We go downstairs, pass Kelly in the hall and sit in the living room. 
“Let’s have our tea. Then, there’s Vick’s in the bathroom, we’ll rub that under our noses.  The trunk has handles.  We’ll carry it outside together.  Whatever is in there does not belong in the house, no matter what.”
“Okay.  I like that.  No wonder you run this place.”
“Be real, you suggested it.”
“I’m just brown-nosing.  You are the boss, after all.”
We sit quietly and drink our tea. Kelly settles on the stool at my feet.
If Carl is aware of her presence, he is a mighty good poker player.

When we enter the room housing the trunk the next time, we are prepared. We have tied cloth napkins around our faces after dapping some Vick’s Vaporub under our noses.  We are both wearing work gloves; Carl’s are yellow, rubber dish gloves and mine are ancient, leather, gardening gloves.  Years of wear has molded them into the shape of Gillian’s hands. I am conscious of my breezy state of undress every step of the way as we wrestle the foul-smelling trunk down the stairs.

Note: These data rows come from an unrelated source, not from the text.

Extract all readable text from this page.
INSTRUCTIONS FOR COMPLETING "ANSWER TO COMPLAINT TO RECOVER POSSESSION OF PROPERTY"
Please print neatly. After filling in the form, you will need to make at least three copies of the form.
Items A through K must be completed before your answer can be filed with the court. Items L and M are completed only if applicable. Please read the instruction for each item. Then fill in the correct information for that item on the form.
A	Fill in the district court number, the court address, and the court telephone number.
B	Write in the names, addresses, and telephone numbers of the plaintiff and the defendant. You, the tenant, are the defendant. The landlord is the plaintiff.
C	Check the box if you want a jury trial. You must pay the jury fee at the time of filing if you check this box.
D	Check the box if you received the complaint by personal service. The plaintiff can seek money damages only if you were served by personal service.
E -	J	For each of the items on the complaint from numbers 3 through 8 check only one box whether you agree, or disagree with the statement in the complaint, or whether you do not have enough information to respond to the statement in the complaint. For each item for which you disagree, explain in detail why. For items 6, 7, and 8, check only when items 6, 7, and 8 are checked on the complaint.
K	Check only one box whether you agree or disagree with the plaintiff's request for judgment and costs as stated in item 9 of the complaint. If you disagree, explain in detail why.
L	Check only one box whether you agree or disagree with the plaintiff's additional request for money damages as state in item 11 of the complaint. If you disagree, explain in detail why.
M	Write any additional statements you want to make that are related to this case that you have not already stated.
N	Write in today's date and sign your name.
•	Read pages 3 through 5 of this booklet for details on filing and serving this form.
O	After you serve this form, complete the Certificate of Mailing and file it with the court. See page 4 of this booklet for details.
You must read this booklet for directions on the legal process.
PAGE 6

Outside, the trunk lid opens readily.  Before I look inside, I notice Kelly sitting in a cherry tree with prominent, gnarled limbs.  From her vantage point, the trunk’s contents are readily visible. Her expression gives nothing away.
Stepping forward gives me a better view.  Carl suddenly bolts behind the cherry tree.  I can't see him, but I can hear him retching. 

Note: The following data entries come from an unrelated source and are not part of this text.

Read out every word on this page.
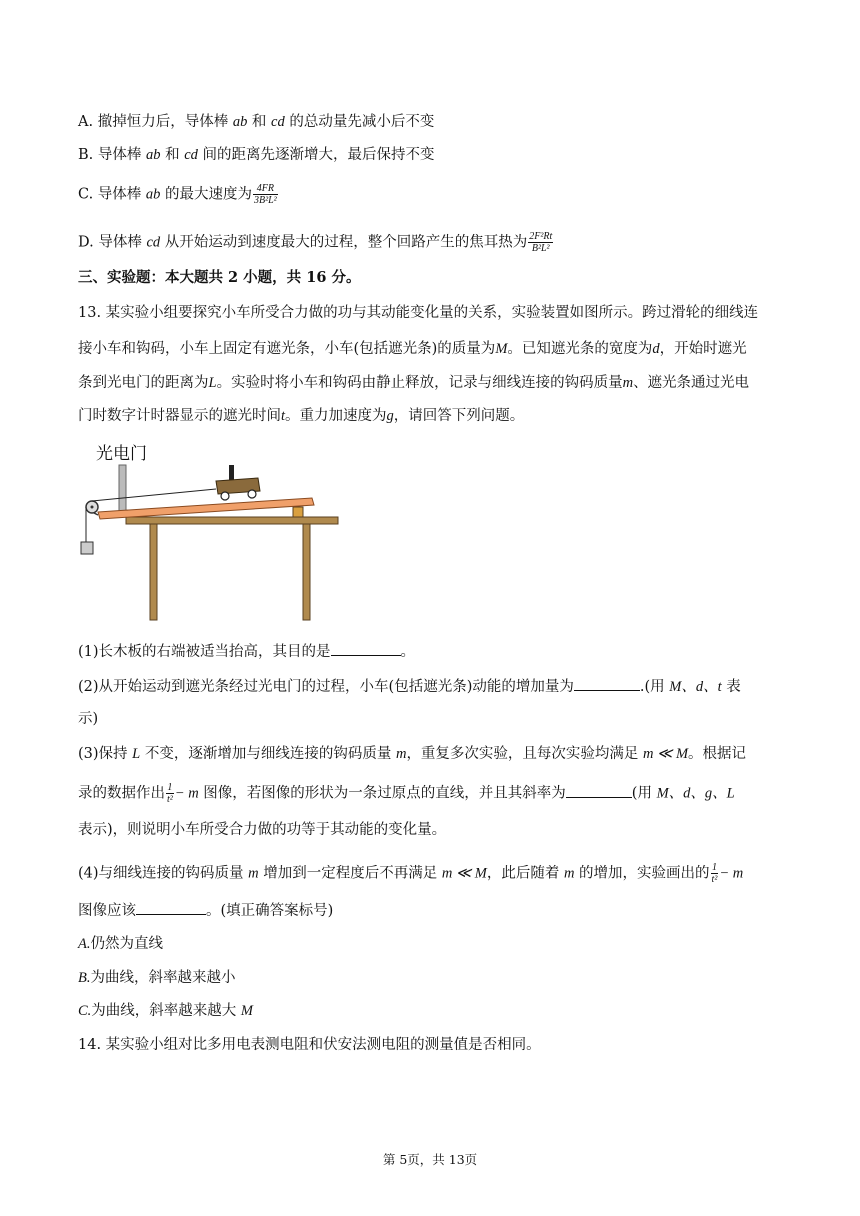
A. 撤掉恒力后，导体棒 ab 和 cd 的总动量先减小后不变
B. 导体棒 ab 和 cd 间的距离先逐渐增大，最后保持不变
C. 导体棒 ab 的最大速度为 $\frac{4FR}{\text{3B²L²}}$
D. 导体棒 cd 从开始运动到速度最大的过程，整个回路产生的焦耳热为 $\frac{\text{2F²Rt}}{\text{B²L²}}$
三、实验题：本大题共 2 小题，共 16 分。
13. 某实验小组要探究小车所受合力做的功与其动能变化量的关系，实验装置如图所示。跨过滑轮的细线连
接小车和钩码，小车上固定有遮光条，小车(包括遮光条)的质量为M。已知遮光条的宽度为d，开始时遮光
条到光电门的距离为L。实验时将小车和钩码由静止释放，记录与细线连接的钩码质量m、遮光条通过光电
门时数字计时器显示的遮光时间t。重力加速度为g，请回答下列问题。
光电门
(1)长木板的右端被适当抬高，其目的是	。
(2)从开始运动到遮光条经过光电门的过程，小车(包括遮光条)动能的增加量为	.(用 M、d、t 表
示)
(3)保持 L 不变，逐渐增加与细线连接的钩码质量 m，重复多次实验，且每次实验均满足 m ≪ M。根据记
录的数据作出 $\frac{1}{\text{t²}} - m$ 图像，若图像的形状为一条过原点的直线，并且其斜率为	(用 M、d、g、L
表示)，则说明小车所受合力做的功等于其动能的变化量。
(4)与细线连接的钩码质量 m 增加到一定程度后不再满足 m ≪ M，此后随着 m 的增加，实验画出的 $\frac{1}{\text{t²}} - m$
图像应该	。(填正确答案标号)
A.仍然为直线
B.为曲线，斜率越来越小
C.为曲线，斜率越来越大 M
14. 某实验小组对比多用电表测电阻和伏安法测电阻的测量值是否相同。
第 5页，共 13页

The trunk is packed, literally crammed, with road kill.  The animals themselves are indistinguishable from each other. They are in various stages of decomposition. Maggots are rolling and sliding over each other in a sickening feeding frenzy.
The lid has words branded into the wood.  Gillian must have used a soldering iron or a similar tool to etch the words, “Now I lay me down to sleep.”
I think those words told the whole story. Gillian was a huge fan of animals of all kinds.
She must have gone out early every morning, scoured the roads of Whately for maimed and killed animals.  With a shovel, she would dispatch the survivors,  
I turn away from the horror of her collection.
Stiff-jointedly, I walk to the other side of the house. My legs buckle just as I reach the porch,  
Night has fallen.  I hear the slam of the trunk lid falling shut. Carl must have pushed shut the lid. He appears by my side.  “Let’s get out of here,” he says.  Lacing his fingers in mine, he pulls me to my feet,  Together, we lock the front door.  I drop his hand before we step back onto the main campus.  
“ Will you have your guys throw the entire trunk in to the dumpster?  I don’t have it in me to me to follow through on this one. I need to go home." I stop and turn, forcing him to stop walking, too.  
"It is important that this thing - whatever we call it - between us, remains just between us.  You get that, right?
Carl half-smiles, a sad grin. “I do.”
I walk home alone, touched by his willingness to let me go.